The paper also shows that adaptive methods can overfit by giving undue influence to spurious features that have no effect on out-of-sample generalization. The authors provide a simple generative model where adaptive methods find a solution that incorrectly classifies new data with probability arbitrarily close to half, while SGD finds a solution with zero error on new data. This suggests that adaptive methods may not always find the best generalizing solutions.
The paper also presents numerical experiments demonstrating that adaptive methods generalize worse than their non-adaptive counterparts. The experiments reveal that SGD and SGD with momentum outperform adaptive methods on the development/test set across all evaluated models and tasks. Adaptive methods often display faster initial progress on the training set, but their performance quickly plateaus on the development/test set. The authors also propose a simple scheme for tuning learning rates and decays that performs well on all deep learning tasks studied.
The paper concludes that despite the popularity of adaptive methods, they may not always be the best choice for training neural networks. The authors suggest that practitioners should reconsider the use of adaptive methods and instead use non-adaptive methods like SGD or SGD with momentum for better generalization.This paper investigates the generalization properties of adaptive gradient methods in machine learning. The authors show that adaptive methods like AdaGrad, RMSProp, and Adam often find solutions that generalize worse than non-adaptive methods like SGD or SGD with momentum. In a simple binary classification problem with linearly separable data, SGD achieves zero test error, while adaptive methods achieve test errors arbitrarily close to 0.5. The authors also study the generalization performance of adaptive methods on several deep learning models and find that they often generalize worse than SGD, even when they have better training performance. These results suggest that practitioners should reconsider the use of adaptive methods for training neural networks.
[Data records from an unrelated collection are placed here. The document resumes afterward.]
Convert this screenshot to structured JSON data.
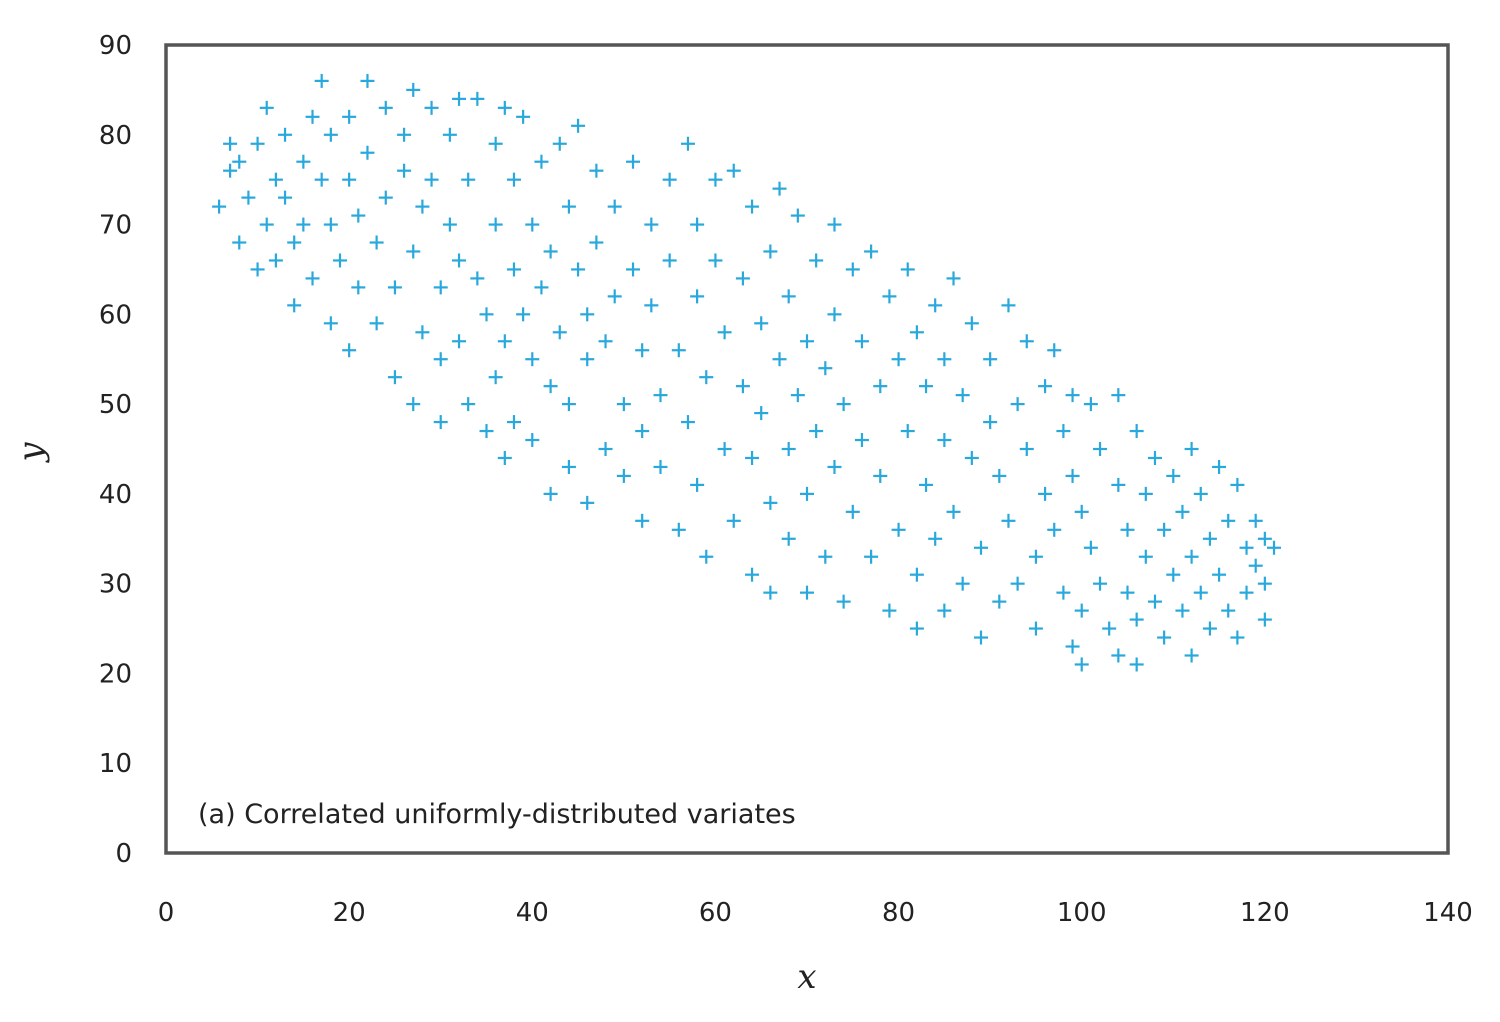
{
  "chart_data": {
    "type": "scatter",
    "title": "",
    "xlabel": "x",
    "ylabel": "y",
    "xlim": [
      0,
      140
    ],
    "ylim": [
      0,
      90
    ],
    "xticks": [
      0,
      20,
      40,
      60,
      80,
      100,
      120,
      140
    ],
    "yticks": [
      0,
      10,
      20,
      30,
      40,
      50,
      60,
      70,
      80,
      90
    ],
    "grid": false,
    "marker": "plus",
    "annotation": "(a) Correlated uniformly-distributed variates",
    "colors": {
      "marker": "#29a8dc",
      "frame": "#555555",
      "text": "#222222"
    },
    "series": [
      {
        "points": [
          [
            5.8,
            72
          ],
          [
            7,
            79
          ],
          [
            7,
            76
          ],
          [
            8,
            68
          ],
          [
            8,
            77
          ],
          [
            9,
            73
          ],
          [
            10,
            79
          ],
          [
            10,
            65
          ],
          [
            11,
            83
          ],
          [
            11,
            70
          ],
          [
            12,
            75
          ],
          [
            12,
            66
          ],
          [
            13,
            80
          ],
          [
            13,
            73
          ],
          [
            14,
            68
          ],
          [
            14,
            61
          ],
          [
            15,
            77
          ],
          [
            15,
            70
          ],
          [
            16,
            82
          ],
          [
            16,
            64
          ],
          [
            17,
            86
          ],
          [
            17,
            75
          ],
          [
            18,
            80
          ],
          [
            18,
            70
          ],
          [
            18,
            59
          ],
          [
            19,
            66
          ],
          [
            20,
            82
          ],
          [
            20,
            75
          ],
          [
            20,
            56
          ],
          [
            21,
            71
          ],
          [
            21,
            63
          ],
          [
            22,
            86
          ],
          [
            22,
            78
          ],
          [
            23,
            68
          ],
          [
            23,
            59
          ],
          [
            24,
            83
          ],
          [
            24,
            73
          ],
          [
            25,
            63
          ],
          [
            25,
            53
          ],
          [
            26,
            80
          ],
          [
            26,
            76
          ],
          [
            27,
            85
          ],
          [
            27,
            67
          ],
          [
            27,
            50
          ],
          [
            28,
            72
          ],
          [
            28,
            58
          ],
          [
            29,
            83
          ],
          [
            29,
            75
          ],
          [
            30,
            63
          ],
          [
            30,
            55
          ],
          [
            30,
            48
          ],
          [
            31,
            80
          ],
          [
            31,
            70
          ],
          [
            32,
            84
          ],
          [
            32,
            66
          ],
          [
            32,
            57
          ],
          [
            33,
            75
          ],
          [
            33,
            50
          ],
          [
            34,
            84
          ],
          [
            34,
            64
          ],
          [
            35,
            60
          ],
          [
            35,
            47
          ],
          [
            36,
            79
          ],
          [
            36,
            70
          ],
          [
            36,
            53
          ],
          [
            37,
            83
          ],
          [
            37,
            57
          ],
          [
            37,
            44
          ],
          [
            38,
            75
          ],
          [
            38,
            65
          ],
          [
            38,
            48
          ],
          [
            39,
            82
          ],
          [
            39,
            60
          ],
          [
            40,
            70
          ],
          [
            40,
            55
          ],
          [
            40,
            46
          ],
          [
            41,
            77
          ],
          [
            41,
            63
          ],
          [
            42,
            67
          ],
          [
            42,
            52
          ],
          [
            42,
            40
          ],
          [
            43,
            79
          ],
          [
            43,
            58
          ],
          [
            44,
            72
          ],
          [
            44,
            50
          ],
          [
            44,
            43
          ],
          [
            45,
            81
          ],
          [
            45,
            65
          ],
          [
            46,
            60
          ],
          [
            46,
            55
          ],
          [
            46,
            39
          ],
          [
            47,
            76
          ],
          [
            47,
            68
          ],
          [
            48,
            57
          ],
          [
            48,
            45
          ],
          [
            49,
            72
          ],
          [
            49,
            62
          ],
          [
            50,
            50
          ],
          [
            50,
            42
          ],
          [
            51,
            77
          ],
          [
            51,
            65
          ],
          [
            52,
            56
          ],
          [
            52,
            47
          ],
          [
            52,
            37
          ],
          [
            53,
            70
          ],
          [
            53,
            61
          ],
          [
            54,
            51
          ],
          [
            54,
            43
          ],
          [
            55,
            75
          ],
          [
            55,
            66
          ],
          [
            56,
            56
          ],
          [
            56,
            36
          ],
          [
            57,
            79
          ],
          [
            57,
            48
          ],
          [
            58,
            70
          ],
          [
            58,
            62
          ],
          [
            58,
            41
          ],
          [
            59,
            53
          ],
          [
            59,
            33
          ],
          [
            60,
            75
          ],
          [
            60,
            66
          ],
          [
            61,
            58
          ],
          [
            61,
            45
          ],
          [
            62,
            76
          ],
          [
            62,
            37
          ],
          [
            63,
            64
          ],
          [
            63,
            52
          ],
          [
            64,
            72
          ],
          [
            64,
            44
          ],
          [
            64,
            31
          ],
          [
            65,
            59
          ],
          [
            65,
            49
          ],
          [
            66,
            67
          ],
          [
            66,
            39
          ],
          [
            66,
            29
          ],
          [
            67,
            74
          ],
          [
            67,
            55
          ],
          [
            68,
            62
          ],
          [
            68,
            45
          ],
          [
            68,
            35
          ],
          [
            69,
            71
          ],
          [
            69,
            51
          ],
          [
            70,
            57
          ],
          [
            70,
            40
          ],
          [
            70,
            29
          ],
          [
            71,
            66
          ],
          [
            71,
            47
          ],
          [
            72,
            54
          ],
          [
            72,
            33
          ],
          [
            73,
            70
          ],
          [
            73,
            60
          ],
          [
            73,
            43
          ],
          [
            74,
            50
          ],
          [
            74,
            28
          ],
          [
            75,
            65
          ],
          [
            75,
            38
          ],
          [
            76,
            57
          ],
          [
            76,
            46
          ],
          [
            77,
            33
          ],
          [
            77,
            67
          ],
          [
            78,
            52
          ],
          [
            78,
            42
          ],
          [
            79,
            62
          ],
          [
            79,
            27
          ],
          [
            80,
            55
          ],
          [
            80,
            36
          ],
          [
            81,
            65
          ],
          [
            81,
            47
          ],
          [
            82,
            58
          ],
          [
            82,
            31
          ],
          [
            82,
            25
          ],
          [
            83,
            52
          ],
          [
            83,
            41
          ],
          [
            84,
            61
          ],
          [
            84,
            35
          ],
          [
            85,
            55
          ],
          [
            85,
            46
          ],
          [
            85,
            27
          ],
          [
            86,
            64
          ],
          [
            86,
            38
          ],
          [
            87,
            51
          ],
          [
            87,
            30
          ],
          [
            88,
            59
          ],
          [
            88,
            44
          ],
          [
            89,
            34
          ],
          [
            89,
            24
          ],
          [
            90,
            55
          ],
          [
            90,
            48
          ],
          [
            91,
            42
          ],
          [
            91,
            28
          ],
          [
            92,
            61
          ],
          [
            92,
            37
          ],
          [
            93,
            50
          ],
          [
            93,
            30
          ],
          [
            94,
            57
          ],
          [
            94,
            45
          ],
          [
            95,
            33
          ],
          [
            95,
            25
          ],
          [
            96,
            52
          ],
          [
            96,
            40
          ],
          [
            97,
            56
          ],
          [
            97,
            36
          ],
          [
            98,
            47
          ],
          [
            98,
            29
          ],
          [
            99,
            51
          ],
          [
            99,
            42
          ],
          [
            99,
            23
          ],
          [
            100,
            38
          ],
          [
            100,
            27
          ],
          [
            100,
            21
          ],
          [
            101,
            50
          ],
          [
            101,
            34
          ],
          [
            102,
            45
          ],
          [
            102,
            30
          ],
          [
            103,
            25
          ],
          [
            104,
            51
          ],
          [
            104,
            41
          ],
          [
            104,
            22
          ],
          [
            105,
            36
          ],
          [
            105,
            29
          ],
          [
            106,
            47
          ],
          [
            106,
            26
          ],
          [
            106,
            21
          ],
          [
            107,
            40
          ],
          [
            107,
            33
          ],
          [
            108,
            44
          ],
          [
            108,
            28
          ],
          [
            109,
            36
          ],
          [
            109,
            24
          ],
          [
            110,
            42
          ],
          [
            110,
            31
          ],
          [
            111,
            38
          ],
          [
            111,
            27
          ],
          [
            112,
            45
          ],
          [
            112,
            33
          ],
          [
            112,
            22
          ],
          [
            113,
            40
          ],
          [
            113,
            29
          ],
          [
            114,
            35
          ],
          [
            114,
            25
          ],
          [
            115,
            43
          ],
          [
            115,
            31
          ],
          [
            116,
            37
          ],
          [
            116,
            27
          ],
          [
            117,
            41
          ],
          [
            117,
            24
          ],
          [
            118,
            34
          ],
          [
            118,
            29
          ],
          [
            119,
            37
          ],
          [
            119,
            32
          ],
          [
            120,
            35
          ],
          [
            120,
            30
          ],
          [
            120,
            26
          ],
          [
            121,
            34
          ]
        ]
      }
    ]
  }
}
The paper also shows that adaptive methods can overfit by giving undue influence to spurious features that have no effect on out-of-sample generalization. The authors provide a simple generative model where adaptive methods find a solution that incorrectly classifies new data with probability arbitrarily close to half, while SGD finds a solution with zero error on new data. This suggests that adaptive methods may not always find the best generalizing solutions.
The paper also presents numerical experiments demonstrating that adaptive methods generalize worse than their non-adaptive counterparts. The experiments reveal that SGD and SGD with momentum outperform adaptive methods on the development/test set across all evaluated models and tasks. Adaptive methods often display faster initial progress on the training set, but their performance quickly plateaus on the development/test set. The authors also propose a simple scheme for tuning learning rates and decays that performs well on all deep learning tasks studied.
The paper concludes that despite the popularity of adaptive methods, they may not always be the best choice for training neural networks. The authors suggest that practitioners should reconsider the use of adaptive methods and instead use non-adaptive methods like SGD or SGD with momentum for better generalization.